Do you have a business continuity plan?
There’s no denying that we live in an increasingly uncertain world. Recent terrorist attacks in London and Manchester, coupled with the appalling Grenfell Tower fire, have shown us that the unexpected can and does happen.
Attacks, fire, flooding – these are all unpredictable threats to any business.
If all your internal IT servers were destroyed by fire tomorrow, how well and quickly could your business be back to normal?
And what if your electricity supply failed for a week? Or if your customers couldn’t pay you thanks to a bank IT problem? Or if your suppliers could not supply you?
The fact is that many SMEs are not properly prepared for the unexpected and do not have robust business continuity plans in place. Indeed, many companies aren’t even sure they have the right level of insurance cover in place.
If your business is in this position, then you urgently need to review your cover with your insurance broker. Make sure you are basing it on up-to-date figures, and that the cover is adequate to ensure you can afford to continue trading if disaster strikes.

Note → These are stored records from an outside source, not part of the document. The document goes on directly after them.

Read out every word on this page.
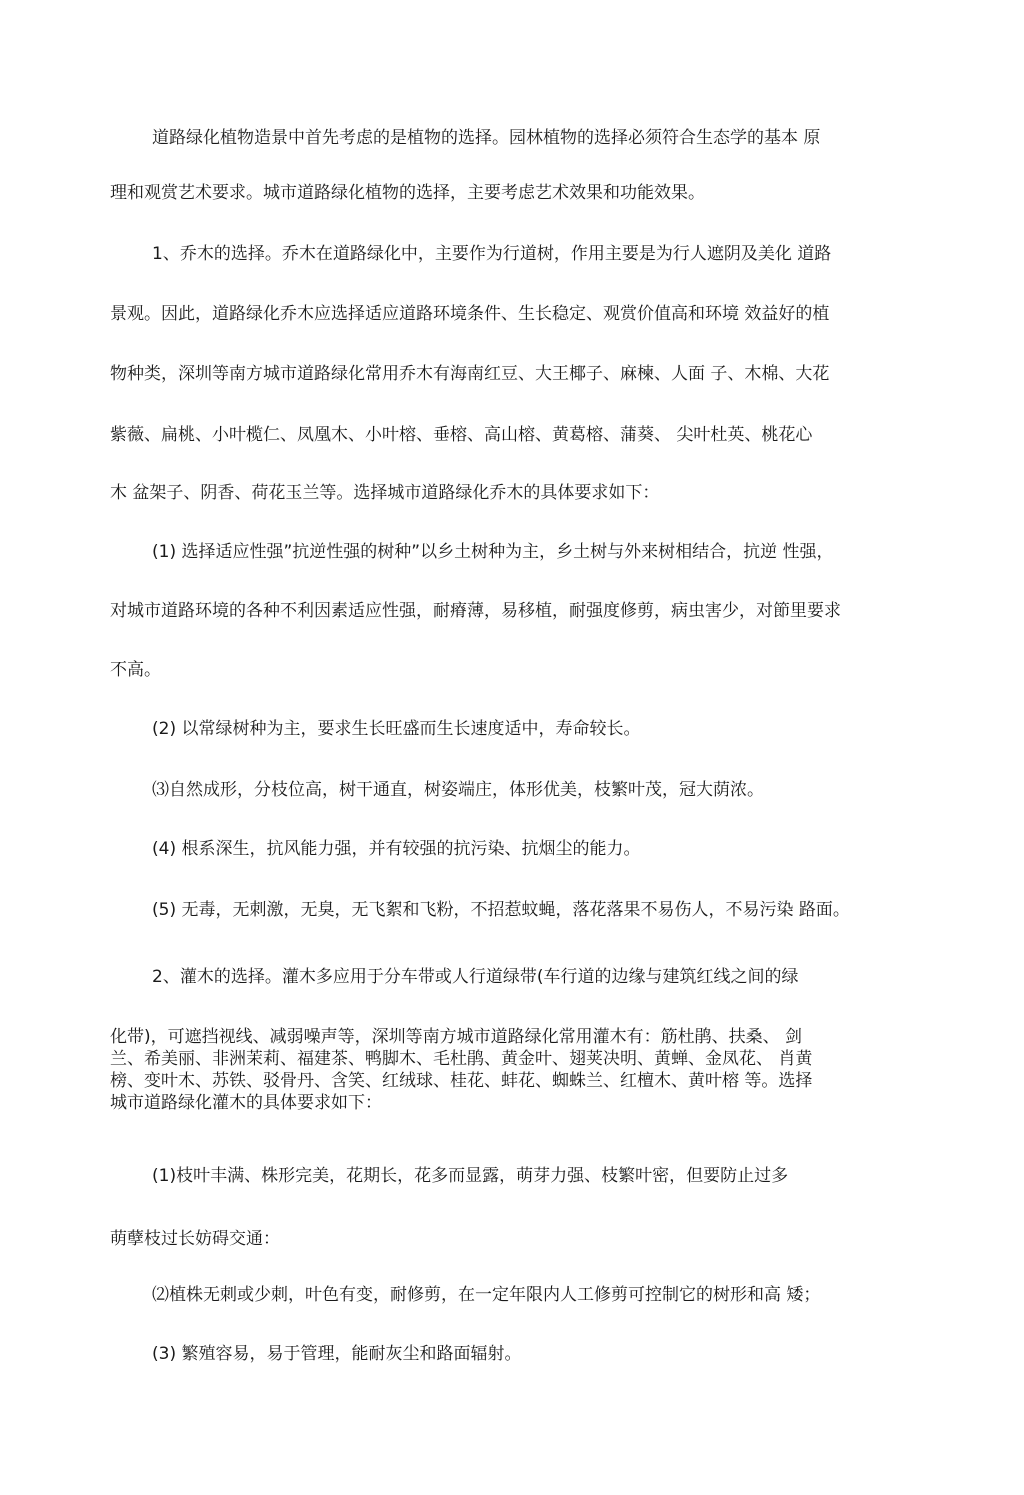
道路绿化植物造景中首先考虑的是植物的选择。园林植物的选择必须符合生态学的基本 原
理和观赏艺术要求。城市道路绿化植物的选择，主要考虑艺术效果和功能效果。
1、乔木的选择。乔木在道路绿化中，主要作为行道树，作用主要是为行人遮阴及美化 道路
景观。因此，道路绿化乔木应选择适应道路环境条件、生长稳定、观赏价值高和环境 效益好的植
物种类，深圳等南方城市道路绿化常用乔木有海南红豆、大王椰子、麻楝、人面 子、木棉、大花
紫薇、扁桃、小叶榄仁、凤凰木、小叶榕、垂榕、高山榕、黄葛榕、蒲葵、 尖叶杜英、桃花心
木 盆架子、阴香、荷花玉兰等。选择城市道路绿化乔木的具体要求如下：
(1) 选择适应性强”抗逆性强的树种”以乡土树种为主，乡土树与外来树相结合，抗逆 性强，
对城市道路环境的各种不利因素适应性强，耐瘠薄，易移植，耐强度修剪，病虫害少，对節里要求
不高。
(2) 以常绿树种为主，要求生长旺盛而生长速度适中，寿命较长。
⑶自然成形，分枝位高，树干通直，树姿端庄，体形优美，枝繁叶茂，冠大荫浓。
(4) 根系深生，抗风能力强，并有较强的抗污染、抗烟尘的能力。
(5) 无毒，无刺激，无臭，无飞絮和飞粉，不招惹蚊蝇，落花落果不易伤人，不易污染 路面。
2、灌木的选择。灌木多应用于分车带或人行道绿带(车行道的边缘与建筑红线之间的绿
化带)，可遮挡视线、减弱噪声等，深圳等南方城市道路绿化常用灌木有：筋杜鹃、扶桑、 剑
兰、希美丽、非洲茉莉、福建茶、鸭脚木、毛杜鹃、黄金叶、翅荚决明、黄蝉、金凤花、 肖黄
榜、变叶木、苏铁、驳骨丹、含笑、红绒球、桂花、蚌花、蜘蛛兰、红檀木、黄叶榕 等。选择
城市道路绿化灌木的具体要求如下：
(1)枝叶丰满、株形完美，花期长，花多而显露，萌芽力强、枝繁叶密，但要防止过多
萌孽枝过长妨碍交通：
⑵植株无刺或少刺，叶色有变，耐修剪，在一定年限内人工修剪可控制它的树形和高 矮；
(3) 繁殖容易，易于管理，能耐灰尘和路面辐射。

Making a business continuity plan
A good way of working out the cover you need is to spend time making a thorough business continuity plan. If you have never done this before, there is a very helpful booklet Expecting the Unexpected (PDF), jointly published by the National Counter Terrorism Security Office, London First and the Business Continuity Institute.
In a nutshell, the publication advocates a five stage process to business continuity planning. These are:-
Analyse your business
Research the complex interactions inside your business and with customers and suppliers. Find out where your business is most vulnerable.
Assess the risks
Think about how likely risks are to happen, and what effect they would have on your business. Consider what would be a worst case scenario, as it will help you deal better with lower impact incidents.
Develop your strategy
Essentially, you either accept the risks or attempt to reduce them. Your decision will probably depend on costs.
Develop your plan
Create your plan, but make sure it is matched to your people – whether they hold strategic, tactical or operational roles. Ensure everyone in your business is consulted.
Rehearse your plan
You can either do this using paper-based exercises, using telephone cascading (ensuring a test message is properly cascaded to all relevant people) or a full rehearsal.
Ideally, you should do your business continuity planning in conjunction with a person or a company with prior experience – this will help you make a more robust plan for lower cost.
There are other benefits to making plans of this kind. Many contracts require firms to have good business continuity plans in place. A good example is a printing firm I have worked with – when applying for major contracts, they have to prove they can complete the work in the event of a crisis like fire or flood. Because they store back-up data securely off-site, and they have a reciprocal arrangement with a competitor to use each other’s premises in the event of an emergency, they have been able to pull in hundreds of thousands of pounds worth of extra contract business.
As silver linings go, that’s a pretty major one for taking time to plan for the unexpected!